Mr. Diman in front of Swan Villa, 1896.

The historic move

SITTING ON the eastern veranda of Swann Villa, students and teachers could look across First Beach Bay and see their new school rising.

By autumn 1901, work was completed and St. George’s School moved into its new home with close to 40 students enrolled. The new building was designed by Clarke & Spaulding, a leading architectural firm in Providence, of which Diman’s cousin, Prescott Clarke, was a principal.

Known as “Old School” today, it was intended to serve nearly all functions — classrooms, dormitories, faculty residences, library, kitchen, dining room, and infirmary.

Diman’s aspiration to further grow St. George’s soon after its move to the Hilltop was cautiously acknowledged in the Trustees’ 1905 Annual Report.

“It is the desire of the Head Master that in course of time the school shall be further enlarged. The Trustees are in accord with this wish; but before launching out on further expense it is the hope that all the large debt incurred shall be materially reduced.”

Two years later, St. George’s School began its next transition. The school was rechartered as a nonprofit educational institution, mostly at the urging of William Wood, father of two St. George’s graduates, who wished to make a generous donation for the construction of Arden Hall, but who was dismayed to find the school was a for-profit venture. Another large donation that year created the iconic King Hall as the school’s dining hall.

Today, with the support of countless generous benefactors, the campus has grown to 125 acres and 26 school buildings — and the school community has grown to 381 students and their families, 200-plus faculty and staff, and nearly 8,000 alumni.

A dream realized

WHEN DIMAN LEFT his position at St. George’s School after 20 years, his vision for the school’s continued development remained. Diman’s successor, Head of School Stephen Cabot, assured alumni of as much at a dinner in 1925.

“I want to state right here that I do not wish you to feel that St. George’s School is in any way self-satisfied,” Cabot said. “I can think of no greater disaster to any institution of learning than to become static. Unless it moves on, not merely in material growth but in intellectual and moral and spiritual growth, it is beginning to go downhill.”

The location atop the hill selected by Diman for St. George’s contained many advantages that helped guide the school’s growth — and today continues to be among its greatest assets. In the 10th anniversary edition of the Bulletin, Diman wrote of the impact a school with such a grand setting could have on students.

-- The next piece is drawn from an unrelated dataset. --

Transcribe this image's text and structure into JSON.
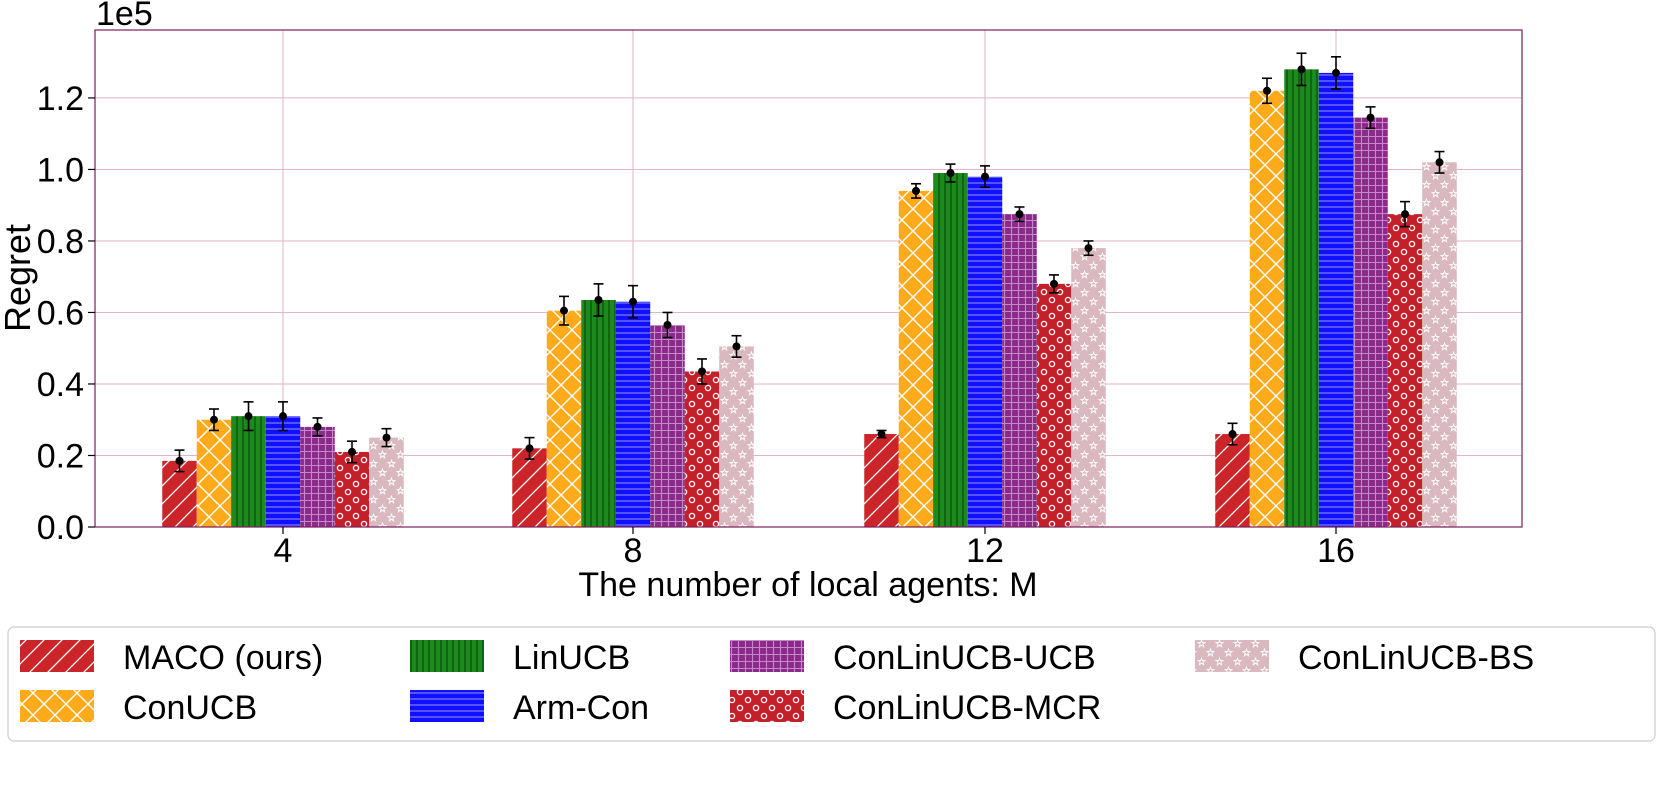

“I have spoken of the opportunities that our position gives for special forms of study and sport, but more important than any of these is the influence that beautiful natural surroundings must exert upon character,” Diman wrote. “A noble prospect must have, it seems to me, an ennobling effect upon the natures of those who habitually gaze upon it.”

And 125 years later, Diman’s sentiment has withstood the passage of time.

“Here, morning and night, year in and year out,” he continued, “we look out over long beaches and sunny hillsides and ponds and woods and meadows to the dim and distant ocean horizon. … In many students hearts the desire is born here to live worthily and to strive for truth and honor for all their days.” 

Mr. Diman with Catherine and Henry Howard ’1918, the niece and nephew of early faculty member Edward Sturtevant.